Sila pertama. Ketuhanan Yang Maha Esa. Sila pertama menjelaskan keberagaman agama dimana setiap penduduk bebas memeluk agama dan kepercayaannya masing-masing serta saling menghormati pilihannya. Indonesia adalah negara yang masyarakatnya sangat religius dan sekaligus majemuk.
Pidato Sukarno disampaikan pada 17 Agustus 1949 memberikan pemahaman, dan meyakinkan bahwa Pancasila itu betul-betul telah menjadi ideologi. Ia mengatakan begini, “Saya telah berkeliling Indonesia. Di Aceh, saya ketemu dengan orang Islam. Di Medan, saya ketemu dengan orang Islam dan Batak. Di Pematang Siantar, saya bertemu dengan orang Kristen. Di Jawa, saya ketemu orang Islam. Di Bali, saya ketemu dengan orang Hindu. ” Dan yang terakhir dikatakannya ialah “Saya sampai di Kiloes, bertemu dengan orang yang sebagian besarnya sudah menganut atau beragama Katolik.
Kita dapat memetik setiap ucapan Sukarno yang begitu bernas dan sesuai dengan kenyataan. Ucapan Sukarno sangat relevan. Meskipun bukan negara berdasar agama tertentu, masyarakat kita sangat lekat dengan kehidupan beragama. Nyaris tidak ada satu pun urusan sehari-hari yang tidak berkaitan dengan agama.
Nah, tugas kita adalah bagaimana menjaga keseimbangan antara kebebasan beragama itu dengan komitmen kebangsaan untuk menumbuhkan cinta tanah air. Sila kedua, Kemanusiaan yang adil dan beradab. Sila kedua mengenai persamaan hak dan kewajiban sebagai warga negara dengan menjunjung tinggi nilai-nilai kemanusiaan. Sila kedua mengandung makna bahwa bangsa Indonesia mengakui dan memperlakukan setiap individu sesuai dengan harkat dan martabatnya tanpa membeda-bedakan latar belakang, baik itu agama, suku, ras, maupun jenis kelamin.
Sila ketiga, Persatuan Indonesia.
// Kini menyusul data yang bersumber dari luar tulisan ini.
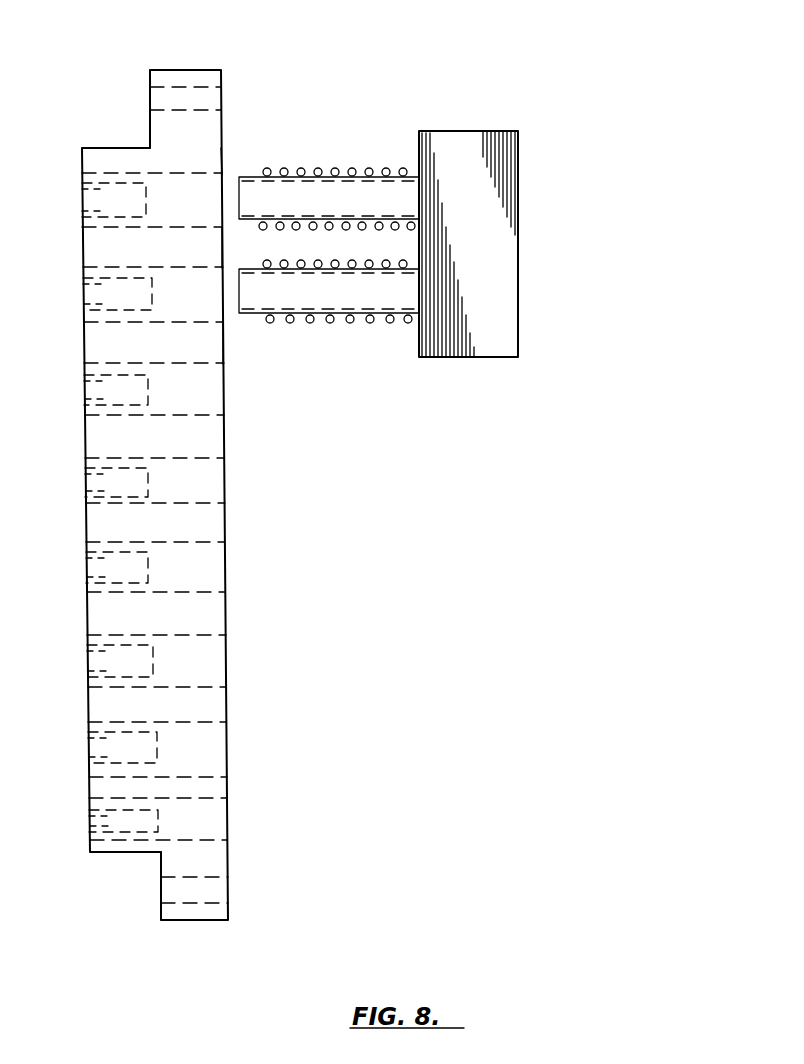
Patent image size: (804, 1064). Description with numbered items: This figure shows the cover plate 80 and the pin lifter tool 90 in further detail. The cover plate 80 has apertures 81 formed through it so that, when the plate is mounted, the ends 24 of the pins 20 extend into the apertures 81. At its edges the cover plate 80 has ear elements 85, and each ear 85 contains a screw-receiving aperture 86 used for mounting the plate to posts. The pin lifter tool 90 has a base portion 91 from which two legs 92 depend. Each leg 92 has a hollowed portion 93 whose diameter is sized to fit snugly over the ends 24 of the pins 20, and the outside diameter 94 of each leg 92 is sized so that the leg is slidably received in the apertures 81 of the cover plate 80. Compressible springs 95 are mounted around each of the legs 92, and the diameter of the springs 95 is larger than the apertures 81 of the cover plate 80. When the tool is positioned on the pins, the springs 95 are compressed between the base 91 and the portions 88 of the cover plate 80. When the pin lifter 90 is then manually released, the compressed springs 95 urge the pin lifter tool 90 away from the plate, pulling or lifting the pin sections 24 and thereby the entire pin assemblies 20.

The cover plate 80 is at (147, 66).
The ear element 85 is at (222, 70).
The screw-receiving aperture 86 is at (208, 110).
The aperture 81 is at (174, 176).
The pin 20 is at (95, 199).
The pin end 24 is at (118, 198).
The portion of the cover plate 88 is at (222, 172).
The pin lifter tool 90 is at (455, 105).
The base portion 91 is at (518, 255).
The leg 92 is at (239, 177).
The hollowed portion 93 is at (296, 182).
The outside diameter 94 is at (340, 168).
The compressible spring 95 is at (376, 168).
Sila ketiga merupakan rasa bangga sebagai bangsa Indonesia dengan mengutamakan persatuan dan kesatuan bangsa.. Menjadi kewajiban kita sebagai warga negara untuk selalu menjaga persatuan dan kesatuan bangsa. Hal itu bukanlah pekerjaan mudah. Apalagi sebagai bangsa yang terdiri dari keanekaragaman dari aspek suku, latar belakang ekonomi, pendidikan, bahasa, adat istiadat, serta agama. Merawat persatuan dan kesatuan bangsa berarti harus menjaga dan mengedepankan keadilan bagi semua. Prinsip-prinsip persatuan akan tetap terjaga jika nilai-nilai keadilan dapat terwujud. Untuk mewujudkan keadilan, masyarakat yang berada di negara ini semuanya harus mendapatkan perhatian penuh tanpa terkecuali, baik dalam aspek ekonomi, sosial, hukum, pendidikan, kesehatan, dan lain-lain. Pemimpin diharapkan menjadi matahari yang memberikan cahaya kepada semua elemen masyarakat Indonesia. Para elite bersatu, masyarakat bersatu, semuanya bersatu untuk mengawal berbagai kebijakan serta jalannya roda pemerintahan di Indonesia.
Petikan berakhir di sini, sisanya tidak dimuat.